From: J. R. Molloy (jr@shasta.com)
Date: Fri Oct 19 2001 - 09:34:57 MDT
From: "Robert Coyote" <coyyote@hotmail.com>
> WHat role could XML play in this?
Probably an extensive role. <g>
On 29 October, Tatsuya Hagino gives a talk on the Current Situation and
Perspective of Semantic Web and XML at the INTAP Semantic Web Conference in
Tokyo, Japan. (News archive)
http://www.w3.org/News/2001#item172
Semantic Web on XML
http://www.w3.org/2000/Talks/1206-xml2k-tbl/slide1-0.html
You probably have a lot of people using XML by now. You should have someone
looking at the next level - RDF. Tell them not to worry about the syntax, but
check out the model. This is a question of looking the data your company is
storing and transferring, and making sure that it can be represented in that
simple circles-and-arrows RDF way. This is very simple. An important trick is
that you use URIs to identify the arrows as well as the circles. Doing this
homework will ensure that you have a well-defined data model, which will allow
you data to be combined, merged with any other RDF-model data. It will mean
you will be able to multiply the power of separate application areas by
running RDF queries and new RDF-based applications across both areas. It will
mean that you will be there with talent which understands the basic model as
the Semantic Web becomes all-important.
Other things to watch: SVG - Scalable Vector Graphics - at last, graphics
which can be rendered optimally on all sizes of device. The user interface
world is rapdly becoming comptent at voice input and output an W3C has
standards in that area coming along. XML Signature will let you to digitally
sign XML documents - find out how. But in general, always check out the W3C
home page for what's new.
XML and Semantics
http://www.semanticweb.org/knowmarkup.html#semantics
The eXtended Markup Language is accepted as THE emerging standard for data
interchange on the Web. XML allows authors to create their own markup (e.g.
<AUTHOR>), which seems to carry some semantics. However, from a computational
perspective tags like <AUTHOR> carries as much semantics as a tag like <H1>. A
computer simply does not know, what an author is and how the concept author is
related to e.g. a concept person. XML may help humans predict what information
might lie "between the tags" in the case of <trunk></trunk>, but XML can only
help. For an XML processor, <trunk> and <i> and <bookTitle> are all equally
(and totally) meaningless. Yes, meaningless.

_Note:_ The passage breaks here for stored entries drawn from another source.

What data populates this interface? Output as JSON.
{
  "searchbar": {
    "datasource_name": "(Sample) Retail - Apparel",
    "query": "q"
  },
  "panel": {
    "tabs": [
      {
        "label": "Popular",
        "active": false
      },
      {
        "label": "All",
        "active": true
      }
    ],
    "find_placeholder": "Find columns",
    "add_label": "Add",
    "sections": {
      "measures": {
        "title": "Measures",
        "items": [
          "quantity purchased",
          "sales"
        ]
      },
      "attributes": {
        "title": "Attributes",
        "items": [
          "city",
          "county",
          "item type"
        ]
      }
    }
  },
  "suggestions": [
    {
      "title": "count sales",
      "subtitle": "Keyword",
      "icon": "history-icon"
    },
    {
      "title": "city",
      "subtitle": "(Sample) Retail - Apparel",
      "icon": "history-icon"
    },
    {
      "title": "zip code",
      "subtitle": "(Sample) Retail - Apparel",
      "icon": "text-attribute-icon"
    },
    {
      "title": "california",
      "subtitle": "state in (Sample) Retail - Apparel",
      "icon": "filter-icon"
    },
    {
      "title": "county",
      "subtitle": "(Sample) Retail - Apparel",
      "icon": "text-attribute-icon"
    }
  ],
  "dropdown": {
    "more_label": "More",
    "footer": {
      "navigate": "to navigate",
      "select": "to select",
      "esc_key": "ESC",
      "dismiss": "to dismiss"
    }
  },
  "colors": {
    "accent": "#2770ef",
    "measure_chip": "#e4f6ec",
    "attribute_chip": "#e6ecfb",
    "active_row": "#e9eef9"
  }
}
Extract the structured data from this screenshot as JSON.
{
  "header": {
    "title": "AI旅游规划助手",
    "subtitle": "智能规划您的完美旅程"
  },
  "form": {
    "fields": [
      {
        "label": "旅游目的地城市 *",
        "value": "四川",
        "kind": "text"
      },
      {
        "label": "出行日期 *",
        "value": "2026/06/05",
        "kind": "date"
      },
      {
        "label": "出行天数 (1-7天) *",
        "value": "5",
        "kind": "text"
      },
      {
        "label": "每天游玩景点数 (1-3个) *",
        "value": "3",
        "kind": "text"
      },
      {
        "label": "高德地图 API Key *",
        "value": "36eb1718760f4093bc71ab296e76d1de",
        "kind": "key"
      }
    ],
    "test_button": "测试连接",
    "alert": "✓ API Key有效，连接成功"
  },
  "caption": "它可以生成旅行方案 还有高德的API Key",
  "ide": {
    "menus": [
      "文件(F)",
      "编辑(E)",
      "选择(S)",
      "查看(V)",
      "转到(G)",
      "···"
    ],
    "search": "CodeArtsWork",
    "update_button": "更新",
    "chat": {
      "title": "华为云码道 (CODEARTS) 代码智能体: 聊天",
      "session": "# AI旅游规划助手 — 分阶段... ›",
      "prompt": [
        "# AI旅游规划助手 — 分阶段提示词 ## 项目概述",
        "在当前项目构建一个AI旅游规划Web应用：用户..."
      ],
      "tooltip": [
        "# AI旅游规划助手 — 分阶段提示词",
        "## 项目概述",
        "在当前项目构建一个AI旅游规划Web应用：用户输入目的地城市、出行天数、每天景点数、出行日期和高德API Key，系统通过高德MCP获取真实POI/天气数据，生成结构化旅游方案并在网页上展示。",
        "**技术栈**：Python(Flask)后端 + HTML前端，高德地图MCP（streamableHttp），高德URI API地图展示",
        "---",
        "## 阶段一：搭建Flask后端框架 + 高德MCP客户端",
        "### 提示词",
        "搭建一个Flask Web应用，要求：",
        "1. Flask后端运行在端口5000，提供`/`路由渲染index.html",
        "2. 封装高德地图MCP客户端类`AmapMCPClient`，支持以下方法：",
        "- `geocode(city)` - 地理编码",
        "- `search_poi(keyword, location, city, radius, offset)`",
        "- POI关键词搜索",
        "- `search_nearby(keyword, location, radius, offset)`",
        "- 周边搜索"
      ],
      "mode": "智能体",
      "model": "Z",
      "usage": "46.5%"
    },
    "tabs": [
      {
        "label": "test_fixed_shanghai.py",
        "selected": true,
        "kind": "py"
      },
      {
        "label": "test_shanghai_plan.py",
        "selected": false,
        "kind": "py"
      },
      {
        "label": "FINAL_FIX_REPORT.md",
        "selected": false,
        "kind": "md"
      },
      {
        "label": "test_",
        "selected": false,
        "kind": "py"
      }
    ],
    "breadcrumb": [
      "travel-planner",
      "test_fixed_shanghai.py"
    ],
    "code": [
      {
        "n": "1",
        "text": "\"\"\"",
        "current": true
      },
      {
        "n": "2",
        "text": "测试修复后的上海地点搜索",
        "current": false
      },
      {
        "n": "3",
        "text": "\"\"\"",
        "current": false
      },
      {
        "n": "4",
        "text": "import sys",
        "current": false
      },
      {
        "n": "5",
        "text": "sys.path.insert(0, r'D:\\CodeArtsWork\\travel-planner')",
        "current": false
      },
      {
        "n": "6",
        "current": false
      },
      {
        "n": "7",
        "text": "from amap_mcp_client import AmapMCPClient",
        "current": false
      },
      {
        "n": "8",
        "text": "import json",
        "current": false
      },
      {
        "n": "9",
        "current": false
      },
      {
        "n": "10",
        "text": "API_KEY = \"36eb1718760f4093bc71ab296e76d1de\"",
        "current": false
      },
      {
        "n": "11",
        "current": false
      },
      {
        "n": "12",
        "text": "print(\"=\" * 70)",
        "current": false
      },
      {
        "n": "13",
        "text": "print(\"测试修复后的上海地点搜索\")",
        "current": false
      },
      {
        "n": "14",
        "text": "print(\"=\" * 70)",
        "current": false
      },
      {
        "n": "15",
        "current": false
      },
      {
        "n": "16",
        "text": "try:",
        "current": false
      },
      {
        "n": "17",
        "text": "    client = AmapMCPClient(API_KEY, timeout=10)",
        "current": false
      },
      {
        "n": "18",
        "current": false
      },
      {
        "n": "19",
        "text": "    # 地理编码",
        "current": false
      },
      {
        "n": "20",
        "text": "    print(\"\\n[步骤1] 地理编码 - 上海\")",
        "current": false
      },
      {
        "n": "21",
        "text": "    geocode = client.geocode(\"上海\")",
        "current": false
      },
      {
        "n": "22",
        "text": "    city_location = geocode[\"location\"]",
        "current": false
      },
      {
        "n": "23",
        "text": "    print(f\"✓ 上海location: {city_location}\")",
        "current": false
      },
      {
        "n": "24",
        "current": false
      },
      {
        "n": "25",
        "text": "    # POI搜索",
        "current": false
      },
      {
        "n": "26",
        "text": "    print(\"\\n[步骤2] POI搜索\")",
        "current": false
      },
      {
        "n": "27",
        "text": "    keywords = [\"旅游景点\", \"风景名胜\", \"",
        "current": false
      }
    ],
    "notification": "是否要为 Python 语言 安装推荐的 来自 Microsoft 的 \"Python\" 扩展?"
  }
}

This has direct consequences for economy on the web.
The XML Cover Pages
XML and 'The Semantic Web'
By: Robin Cover
http://xml.coverpages.org/xmlAndSemanticWeb.html
Two important technologies for developing the Semantic Web are already in
place: eXtensible Markup Language (XML) and the Resource Description Framework
(RDF). XML lets everyone create their own tags -- hidden labels such as or
that annotate Web pages or sections of text on a page. Scripts, or programs,
can make use of these tags in sophisticated ways, but the script writer has to
know what the page writer uses each tag for. In short, XML allows users to add
arbitrary structure to their documents but says nothing about what the
structures mean . Meaning is expressed by RDF, which encodes it in sets of
triples, each triple being rather like the subject, verb and object of an
elementary sentence. These triples can be written using XML tags. In RDF, a
document makes assertions that particular things (people, Web pages or
whatever) have properties (such as 'is a sister of,' 'is the author of') with
certain values (another person, another Web page). This structure turns out to
be a natural way to describe the vast majority of the data processed by
machines. Subject and object are each identified by a Universal Resource
Identifier (URI), just as used in a link on a Web page. (URLs, Uniform
Resource Locators, are the most common type of URI.) The verbs are also
identified by URIs, which enables anyone to define a new concept, a new verb,
just by defining a URI for it somewhere on the Web... this is not the end of
the story, because two databases may use different identifiers for what is in
fact the same concept, such as zip code. A program that wants to compare or
combine information across the two databases has to know that these two terms
are being used to mean the same thing. Ideally, the program must have a way to
discover such common meanings for whatever databases it encounters. A solution
to this problem is provided by the third basic component of the Semantic Web,
collections of information called ontologies.
XML and the Second-Generation Web
http://www.sciam.com/1999/0599issue/0599bosak.html
As XML spreads, the Web should become noticeably more responsive. At present,
computing devices connected to the Web, whether they are powerful desktop
computers or tiny pocket planners, cannot do much more than get a form, fill
it out and then swap it back and forth with a Web server until a job is
completed. But the structural and semantic information that can be added with
XML allows these devices to do a great deal of processing on the spot. That
not only will take a big load off Web servers but also should reduce network
traffic dramatically.
--- --- --- --- ---
Useless hypotheses, etc.:
consciousness, phlogiston, philosophy, vitalism, mind, free will, qualia,
analog computing, cultural relativism, GAC, Cyc, Eliza, cryonics, individual
uniqueness, ego, human values, scientific relinquishment
We move into a better future in proportion as science displaces superstition.